Acting chief executive officer Julie Reddy said it was difficult to predict the impact of the retrenchments on the organisation, as a consultant would be monitoring the implementation of the new structure over the next few months and help management to identify gaps in the structure.
She said the board had agreed to review the implementation at its meeting in July and approve any additional positions on the new structure if required. The board will continue to monitor progress with implementation over the next year and will only approve the final structure for SAQA in July 2022.
Asked whether SAQA is adequately funded, Reddy said no, it was not.
“As a Section 3A public entity, SAQA is not allowed to submit an unbalanced budget, and neither is it allowed to borrow funds. The only two sources of revenue are through paid services and government funding. SAQA is looking at alternate ways of raising funds that are within its mandate,” she said.
Reddy said SAQA was monitoring the situation in terms of delivering on its mandate and may in the short term, engage some of the retrenched staff on short term contracts if needed.
“Once SAQA is on a better financial footing, and demand for services increases, we will revisit the structure.”
Reddy added that SAQA was initially going to retrench 74 staff members in November 2020 but on the eve of the retrenchment letters being issued, the Department of Higher Education and Training (DHET) provided SAQA with R5m towards its salary bill, on condition that it restructures and delays retrenchments.
“Staff retrenchments were therefore put on hold for the last financial year.
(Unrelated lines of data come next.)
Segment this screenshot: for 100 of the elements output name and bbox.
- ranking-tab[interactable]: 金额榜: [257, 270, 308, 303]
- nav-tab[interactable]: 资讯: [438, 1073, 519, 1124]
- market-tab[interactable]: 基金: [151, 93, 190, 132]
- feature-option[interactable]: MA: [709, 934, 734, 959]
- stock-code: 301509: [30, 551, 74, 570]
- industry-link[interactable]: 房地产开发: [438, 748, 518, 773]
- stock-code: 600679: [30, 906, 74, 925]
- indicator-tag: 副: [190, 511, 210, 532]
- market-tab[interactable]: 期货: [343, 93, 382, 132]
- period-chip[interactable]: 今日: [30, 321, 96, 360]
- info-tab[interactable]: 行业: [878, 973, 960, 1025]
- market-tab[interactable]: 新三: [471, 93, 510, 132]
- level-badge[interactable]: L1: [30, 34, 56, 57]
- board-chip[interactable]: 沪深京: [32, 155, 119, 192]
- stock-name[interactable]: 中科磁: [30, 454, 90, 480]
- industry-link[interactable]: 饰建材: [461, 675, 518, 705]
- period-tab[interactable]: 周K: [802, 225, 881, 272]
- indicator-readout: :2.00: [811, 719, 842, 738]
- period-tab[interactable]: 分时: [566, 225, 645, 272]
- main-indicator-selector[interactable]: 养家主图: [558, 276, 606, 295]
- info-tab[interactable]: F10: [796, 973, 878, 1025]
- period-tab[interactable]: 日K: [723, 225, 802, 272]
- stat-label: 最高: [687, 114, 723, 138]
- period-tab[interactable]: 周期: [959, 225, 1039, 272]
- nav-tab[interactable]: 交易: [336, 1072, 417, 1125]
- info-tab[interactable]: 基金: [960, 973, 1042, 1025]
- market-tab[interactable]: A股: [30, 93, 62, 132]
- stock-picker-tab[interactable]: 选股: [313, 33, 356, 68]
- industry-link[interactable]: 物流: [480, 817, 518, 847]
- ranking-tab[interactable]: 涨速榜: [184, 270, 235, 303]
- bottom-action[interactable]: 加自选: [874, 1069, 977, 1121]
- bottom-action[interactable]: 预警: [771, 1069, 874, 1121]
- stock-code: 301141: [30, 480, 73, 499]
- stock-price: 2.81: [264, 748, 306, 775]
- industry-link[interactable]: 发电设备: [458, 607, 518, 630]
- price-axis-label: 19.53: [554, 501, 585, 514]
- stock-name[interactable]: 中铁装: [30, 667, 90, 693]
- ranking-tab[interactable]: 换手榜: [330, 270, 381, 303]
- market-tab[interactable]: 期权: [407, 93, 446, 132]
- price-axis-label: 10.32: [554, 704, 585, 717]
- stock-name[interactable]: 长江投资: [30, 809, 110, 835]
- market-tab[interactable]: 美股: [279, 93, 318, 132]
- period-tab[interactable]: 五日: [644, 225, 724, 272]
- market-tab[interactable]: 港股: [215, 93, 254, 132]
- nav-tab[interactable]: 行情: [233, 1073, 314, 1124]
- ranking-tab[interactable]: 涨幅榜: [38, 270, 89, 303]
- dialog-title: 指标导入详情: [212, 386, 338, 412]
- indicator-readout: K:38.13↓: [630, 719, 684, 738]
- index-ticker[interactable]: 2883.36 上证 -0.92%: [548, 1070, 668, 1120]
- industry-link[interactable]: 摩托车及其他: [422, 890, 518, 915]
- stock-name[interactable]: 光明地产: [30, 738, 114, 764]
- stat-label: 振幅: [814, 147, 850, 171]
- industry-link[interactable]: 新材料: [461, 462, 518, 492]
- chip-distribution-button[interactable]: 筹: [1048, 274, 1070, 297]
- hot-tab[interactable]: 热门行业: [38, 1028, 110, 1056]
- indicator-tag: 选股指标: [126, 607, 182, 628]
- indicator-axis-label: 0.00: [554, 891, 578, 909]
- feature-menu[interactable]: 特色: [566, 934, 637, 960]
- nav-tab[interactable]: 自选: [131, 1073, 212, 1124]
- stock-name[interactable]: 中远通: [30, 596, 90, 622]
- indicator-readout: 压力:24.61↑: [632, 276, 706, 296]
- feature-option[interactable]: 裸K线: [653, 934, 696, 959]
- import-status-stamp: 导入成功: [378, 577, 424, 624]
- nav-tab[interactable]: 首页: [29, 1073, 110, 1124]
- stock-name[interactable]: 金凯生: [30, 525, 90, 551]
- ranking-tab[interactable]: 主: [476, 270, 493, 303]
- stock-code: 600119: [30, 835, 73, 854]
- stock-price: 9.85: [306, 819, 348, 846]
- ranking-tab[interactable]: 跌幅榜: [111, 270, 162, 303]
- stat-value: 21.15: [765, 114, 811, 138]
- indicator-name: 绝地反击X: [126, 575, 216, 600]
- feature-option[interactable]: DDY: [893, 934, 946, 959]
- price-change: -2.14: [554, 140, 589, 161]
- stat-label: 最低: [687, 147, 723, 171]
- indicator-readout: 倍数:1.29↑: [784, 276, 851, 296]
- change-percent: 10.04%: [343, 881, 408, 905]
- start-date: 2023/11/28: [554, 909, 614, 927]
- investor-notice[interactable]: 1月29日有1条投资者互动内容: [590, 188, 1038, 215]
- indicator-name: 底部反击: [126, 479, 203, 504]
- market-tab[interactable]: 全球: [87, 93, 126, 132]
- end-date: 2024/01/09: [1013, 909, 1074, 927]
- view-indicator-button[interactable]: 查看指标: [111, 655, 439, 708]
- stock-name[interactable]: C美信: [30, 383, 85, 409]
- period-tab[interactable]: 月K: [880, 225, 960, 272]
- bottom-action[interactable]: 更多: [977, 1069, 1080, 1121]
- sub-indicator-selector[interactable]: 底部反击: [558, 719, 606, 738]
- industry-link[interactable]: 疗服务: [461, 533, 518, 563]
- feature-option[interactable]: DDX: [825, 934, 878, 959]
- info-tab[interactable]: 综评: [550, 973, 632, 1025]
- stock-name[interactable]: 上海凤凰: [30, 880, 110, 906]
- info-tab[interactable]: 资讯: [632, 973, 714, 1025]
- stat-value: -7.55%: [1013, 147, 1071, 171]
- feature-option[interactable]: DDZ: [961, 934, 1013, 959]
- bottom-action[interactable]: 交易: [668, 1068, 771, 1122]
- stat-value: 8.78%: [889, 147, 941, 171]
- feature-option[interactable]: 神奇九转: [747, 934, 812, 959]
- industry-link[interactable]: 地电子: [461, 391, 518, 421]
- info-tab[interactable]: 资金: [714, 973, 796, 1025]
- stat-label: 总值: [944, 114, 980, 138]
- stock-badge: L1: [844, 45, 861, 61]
This gave management an opportunity to re-structure and establish a more meaningful way to retrench. Unfortunately, the delay in retrenchments led to 88 staff being retrenched instead of the original 74 that would have been retrenched if retrenchments had taken place in November 2020,” she said.
Reddy said it was difficult to predict whether SAQA can deliver on its mandate with the reduced staff number or not.
“We will know better once we have conducted the monitoring and evaluation stage of the process. We will also know better when we return to ’normal’ post the lockdown. Another factor to consider is the implementation of the NQF Amendment Act, 2019, which the president has not yet proclaimed.”
As part of a turnaround strategy, Reddy said the board had approved an alternate funding strategy, which will be implemented during the current financial year.
“This may not solve SAQA’s financial woes in the short term but will certainly help to move the organisation towards financial sustainability in the medium term.”
Qualification’s assurance expert Shirley Lloyd said the changes to its structure would significantly affect the SAQA mandate and one must be mindful of the fact that the SAQA system, designed for the further development and implementation of the National Qualifications Framework (NQF), has been part of the education and training landscape in South African since 1995/96.
“To imagine that an Artificial Intelligence system can replace people in the SAQA space and in the NQF space, shows a lack of understanding of what SAQA does and what the NQF is all about, and what the impact will be on an entire network of users of the NQF,” she said.
She said SAQA had the responsibility to advance the objectives of the NQF, and to oversee the further development and implementation of the NQF, and to co-ordinate the sub-frameworks. All the other functions listed in the NQF Act, reside within overarching responsibilities.
One of the most significant work streams has been to oversee the changeover from the SAQA Act to the NQF Act, and to ensure the allocation of qualifications to the sub-frameworks of the three Qualification Councils. SAQA has also played the role of final quality assurer of all qualifications and part-qualifications submitted to it for registration on the NQF.
“The reliance on the staff of SAQA to produce credible information has been assumed to always be in place. And by reducing the staff numbers so drastically and so quickly, before any new systems are in place, and before wide consultation has taken place with all stakeholders and role players, is unwise,” Reddy said.